Landlords and renters’ activists are at either end of the spectrum reacting to a controversial report on the private rental sector.
Yesterday the Resolution Foundation think tank published a report claiming that no more than one per cent of landlords had quit the sector as a result of interest rates soaring and the sharp increase in costs of operating a buy to let property. The foundation dismisses concerns over the costs to landlords as “scare stories”.
But the National Residential Landlords Association chief executive Ben Beadle says: “Rising rents are a result of a range of factors. Whilst wage growth plays a role, a key driver is the imbalance between supply and demand.
“As the report highlights, an increasing number of people at all stages of their life now rely on the private rented sector. However, with demand far outstripping available supply, there are an average of 15 prospective tenants chasing every rented property, double the pre-pandemic level.
“The impact of rising interest rates and tax increases should not be downplayed. 82% of buy-to-let loans are interest only and the number of buy-to-let mortgages in arrears more than doubled in the final quarter of 2023 compared to the year before. The Institute for Fiscal Studies has said that: “the more harshly that landlords are taxed, the higher rents will be”.

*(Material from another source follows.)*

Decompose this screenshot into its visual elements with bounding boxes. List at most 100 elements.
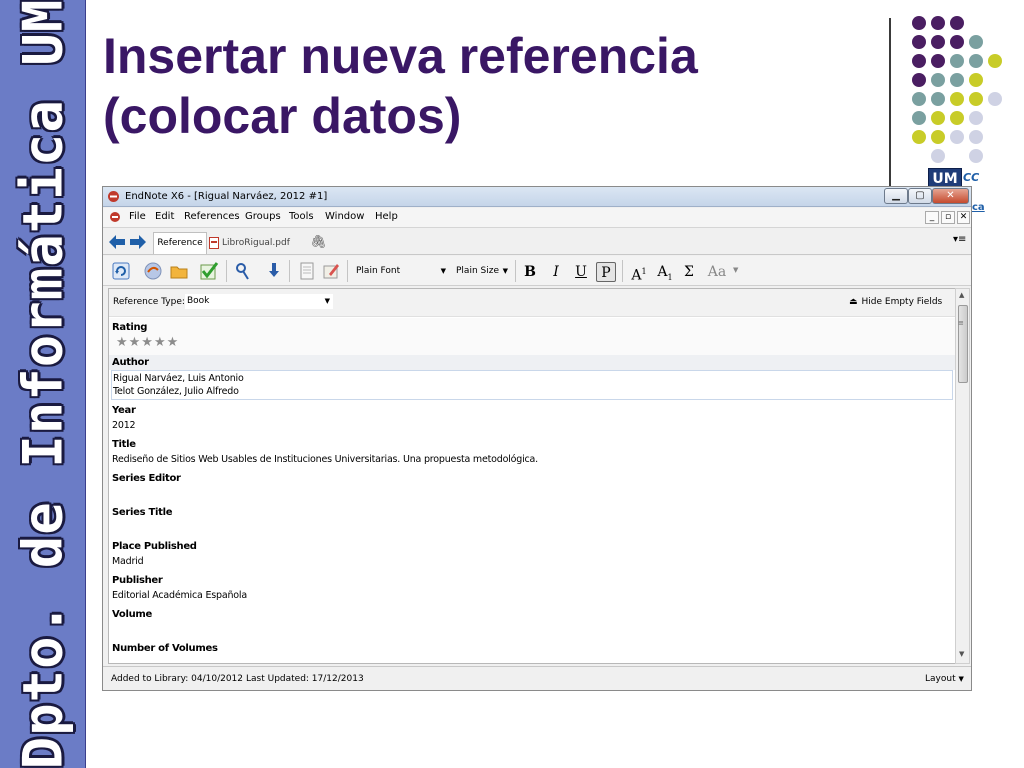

“Ultimately, a healthy rental market is one in which there is a supply of rented housing to meet ever growing demand. Ministers need to act to support the sector by developing pro-growth tax measures to deliver this.”
Generation Rent’s boss – chief executive Ben Twomey – is dismissive of landlord concerns and comments: “Renters have nowhere to hide from the housing crisis. It doesn’t matter what you’re earning: if your landlord thinks someone else would pay a higher rent, then they can demand more from you, and threaten you with eviction if you push back.
“Rising rents mean we have less to put aside for the future, and less to spend on actually living. As well as building more homes and giving enough support through the benefit system, the government needs to stop landlords raising rent beyond what we as tenants can actually afford.”
The Resolution Foundation report claims rent levels for new tenancies have grown by an average 18 per cent since January 2022.
The think tank claims this has had a big effect on families’ living standards, with the number of families privately renting almost doubling in a generation – from 11 per cent in the late 1990s to nearly 20 per cent today.
Private renting is also no longer the preserve of those in their 20s. The proportion of poorer families headed by someone aged 30-49 that are renting has almost tripled from just 11 per cent in the mid-1990s to nearly 30 per cent in 2021-22.
The Foundation says that popular arguments on what causes rent rises are wide of the mark.
It says the theory that rising interest rates have pushed up the cost of servicing Buy to Let mortgages – forcing landlords to pass on these costs to their tenants – ignores the fact that landlords’ ability to pass on higher costs is ultimately constrained by the wider rental market. If it were so easy for landlords to unilaterally choose to increase rents, they would likely have done so before 2022, says the foundation.
It says there have also been what it calls ”scare stories about interest rate rises and tougher regulation sparking a mass exodus of landlords from the private rental sector, reducing the supply of available homes.” It says this isn’t true, and claims its analysis of Bank of England research shows that there has only been a very modest shrinking of the PRS since mid-2019, equivalent to just one per cent of the sector.